Les cartes sont rédigées souvent le dimanche, jour de repos, de nombreuses cartes ne comprennent que cinq mots et sont donc envoyées au premier tarif. Certaines dont colorisées. Lucie répondait certainement à Raphaël mais sa correspondance ne nous est pas parvenue.

« Bonne fête Jeannette, Papa »
Lucie accueille Jeanne à Gray pendant l'été (la fille de Raphaël). Le foyer est composé du couple Lucie et Hubert Blanchot et leurs enfants Suzanne, Jean, René, Lise.
Les éléments manquent pour conclure cette enquête et comprendre les liens entre Raphaël et Lucie.

« L’heure va bientôt sonner de la marche en avant »
Raphaël est officier de l’Etat Major, il se prépare donc à la guerre avec son unité. Il quitte Besançon définitivement en 1917.

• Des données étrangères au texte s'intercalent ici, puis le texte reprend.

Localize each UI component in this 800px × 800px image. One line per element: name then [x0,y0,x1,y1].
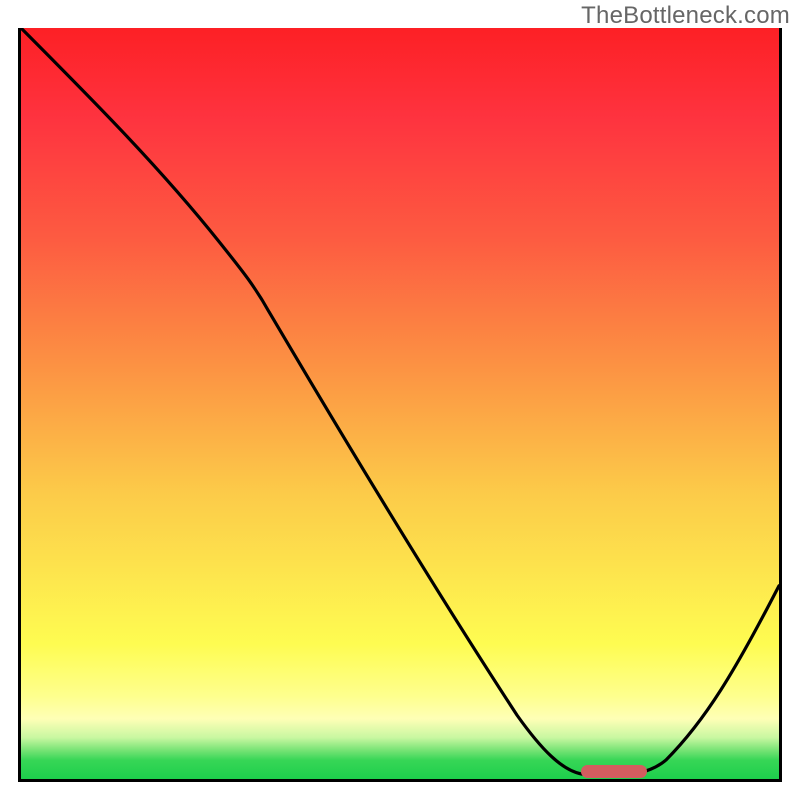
chart-container: TheBottleneck.com [0,0,800,800]
watermark-text: TheBottleneck.com [581,2,790,30]
plot-area [18,28,782,782]
optimal-marker [581,765,647,778]
bottleneck-curve [21,28,779,779]
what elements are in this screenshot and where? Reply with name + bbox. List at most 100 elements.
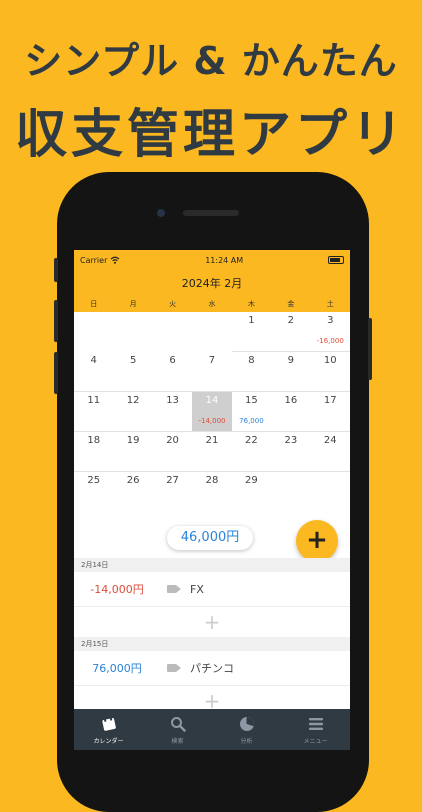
weekday-label: 金 (287, 300, 295, 308)
menu-icon (308, 715, 324, 733)
calendar-day-cell[interactable]: 5 (113, 352, 153, 392)
calendar-empty-cell (113, 312, 152, 352)
calendar-day-cell[interactable]: 11 (74, 392, 114, 432)
weekday-label: 水 (208, 300, 216, 308)
calendar-day-cell[interactable]: 19 (113, 432, 153, 472)
phone-volume-up-button (54, 300, 58, 342)
day-number: 9 (287, 355, 295, 366)
calendar-day-cell[interactable]: 29 (232, 472, 271, 512)
tab-calendar[interactable]: カレンダー (74, 709, 143, 750)
tag-icon (160, 664, 182, 672)
day-number: 25 (87, 475, 101, 486)
tab-search[interactable]: 検索 (143, 709, 212, 750)
day-number: 15 (245, 395, 258, 406)
calendar-empty-cell (271, 472, 310, 512)
day-number: 17 (323, 395, 337, 406)
entry-category: パチンコ (190, 662, 234, 675)
day-number: 3 (327, 315, 334, 326)
tab-bar: カレンダー 検索 分析 メニュー (74, 709, 350, 750)
day-number: 14 (205, 395, 219, 406)
headline-line-2: 収支管理アプリ (14, 105, 407, 165)
day-number: 1 (248, 315, 255, 326)
day-number: 16 (284, 395, 298, 406)
day-number: 12 (126, 395, 140, 406)
entry-row[interactable]: -14,000円 FX (74, 572, 350, 607)
calendar-day-cell[interactable]: 3 -16,000 (310, 312, 350, 352)
calendar-day-cell[interactable]: 10 (310, 352, 350, 392)
calendar-day-cell[interactable]: 24 (310, 432, 350, 472)
app-screen: Carrier 11:24 AM 2024年 2月 日月火水木金土 1 2 3 -16… (74, 250, 350, 750)
carrier-label: Carrier (80, 255, 108, 265)
day-number: 11 (87, 395, 101, 406)
calendar-day-cell[interactable]: 4 (74, 352, 114, 392)
calendar-day-cell[interactable]: 22 (231, 432, 272, 472)
wifi-icon (110, 256, 120, 264)
day-number: 23 (284, 435, 298, 446)
calendar-day-cell[interactable]: 28 (192, 472, 231, 512)
status-bar: Carrier 11:24 AM (74, 250, 350, 270)
weekday-label: 火 (169, 300, 177, 308)
day-number: 21 (205, 435, 219, 446)
calendar-empty-cell (192, 312, 231, 352)
tag-shape (166, 585, 181, 593)
calendar-day-cell[interactable]: 25 (74, 472, 113, 512)
calendar-day-cell[interactable]: 2 (271, 312, 311, 352)
calendar-day-cell[interactable]: 6 (152, 352, 193, 392)
calendar-empty-cell (311, 472, 350, 512)
day-number: 7 (208, 355, 216, 366)
day-number: 27 (166, 475, 179, 486)
calendar-day-cell[interactable]: 12 (113, 392, 153, 432)
calendar-day-cell[interactable]: 7 (192, 352, 232, 392)
day-number: 18 (87, 435, 101, 446)
calendar-day-cell[interactable]: 14 -14,000 (192, 392, 232, 432)
phone-power-button (368, 318, 372, 380)
day-number: 13 (166, 395, 179, 406)
day-amount: -14,000 (198, 417, 226, 425)
status-time: 11:24 AM (205, 255, 244, 265)
tab-label: 検索 (171, 737, 184, 745)
entry-row[interactable]: 76,000円 パチンコ (74, 651, 350, 686)
day-number: 4 (90, 355, 97, 366)
calendar-empty-cell (153, 312, 192, 352)
calendar-day-cell[interactable]: 23 (271, 432, 311, 472)
entry-amount: -14,000円 (90, 583, 144, 596)
calendar-grid: 1 2 3 -16,000 4 5 6 7 8 9 10 11 12 13 14 -14,000 15 76,00… (74, 312, 350, 512)
tab-label: カレンダー (93, 737, 124, 745)
calendar-day-cell[interactable]: 16 (271, 392, 311, 432)
calendar-day-cell[interactable]: 17 (310, 392, 350, 432)
tab-pie-chart[interactable]: 分析 (212, 709, 281, 750)
calendar-empty-cell (74, 312, 113, 352)
calendar-day-cell[interactable]: 18 (74, 432, 114, 472)
day-number: 28 (205, 475, 219, 486)
calendar-day-cell[interactable]: 1 (231, 312, 272, 352)
weekday-header: 日月火水木金土 (74, 297, 350, 312)
calendar-day-cell[interactable]: 15 76,000 (231, 392, 272, 432)
day-number: 8 (248, 355, 255, 366)
entry-date-header: 2月14日 (74, 558, 350, 572)
day-number: 20 (166, 435, 179, 446)
calendar-day-cell[interactable]: 9 (271, 352, 311, 392)
calendar-day-cell[interactable]: 13 (152, 392, 193, 432)
phone-volume-down-button (54, 352, 58, 394)
calendar-month-title[interactable]: 2024年 2月 (74, 270, 350, 297)
calendar-day-cell[interactable]: 26 (113, 472, 152, 512)
add-entry-row-button[interactable]: + (74, 607, 350, 637)
calendar-day-cell[interactable]: 21 (192, 432, 232, 472)
tab-menu[interactable]: メニュー (281, 709, 350, 750)
add-entry-button[interactable]: + (296, 520, 338, 562)
calendar-icon (101, 715, 117, 733)
day-number: 5 (129, 355, 137, 366)
battery-icon (328, 256, 344, 264)
day-number: 26 (126, 475, 140, 486)
front-camera (157, 209, 165, 217)
calendar-day-cell[interactable]: 27 (153, 472, 192, 512)
day-number: 19 (126, 435, 140, 446)
weekday-label: 月 (129, 300, 137, 308)
tab-label: メニュー (303, 737, 328, 745)
weekday-label: 日 (90, 300, 98, 308)
calendar-day-cell[interactable]: 20 (152, 432, 193, 472)
day-number: 2 (287, 315, 295, 326)
calendar-day-cell[interactable]: 8 (231, 352, 272, 392)
tag-shape (166, 664, 181, 672)
pie-chart-icon (239, 715, 255, 733)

Ses cartes postales suivantes provenant d’autres villes se trouvent peut-être dans d’autres collections publiques ou privées.
Epilogue
Les recherches généalogiques des AD70 (archives départementales de Haute-Saône) et des associations SALSA et CEGFC nous ont permis de clore cette enquête : "cousine Lucie" est en fait la seconde épouse d'Hubert Blanchot. C'est sa première épouse, Marie Cléopha Pingenet, qui était la cousine germaine de Raphaël ; elle avait le même nom que sa tante, la mère de Raphaël. C'est elle qui est la mère de Suzanne, Jean et René.
Raphaël Pingenet prend sa retraite à Valay et inaugure le monument aux morts, le 16 novembre 1923, selon l'Eclair Comtois. Il y prononce "un discours empreint du plus pur patriotisme qui provoque l'émotion intense de la foule."
Jean Blanchot meurt pour la France en 1940 (Mémoire des Hommes). Un dossier sur Raphaël Pingenet, sa fiche matricule, est en ligne aux Archives départementales de Haute Marne (via Grand Mémorial).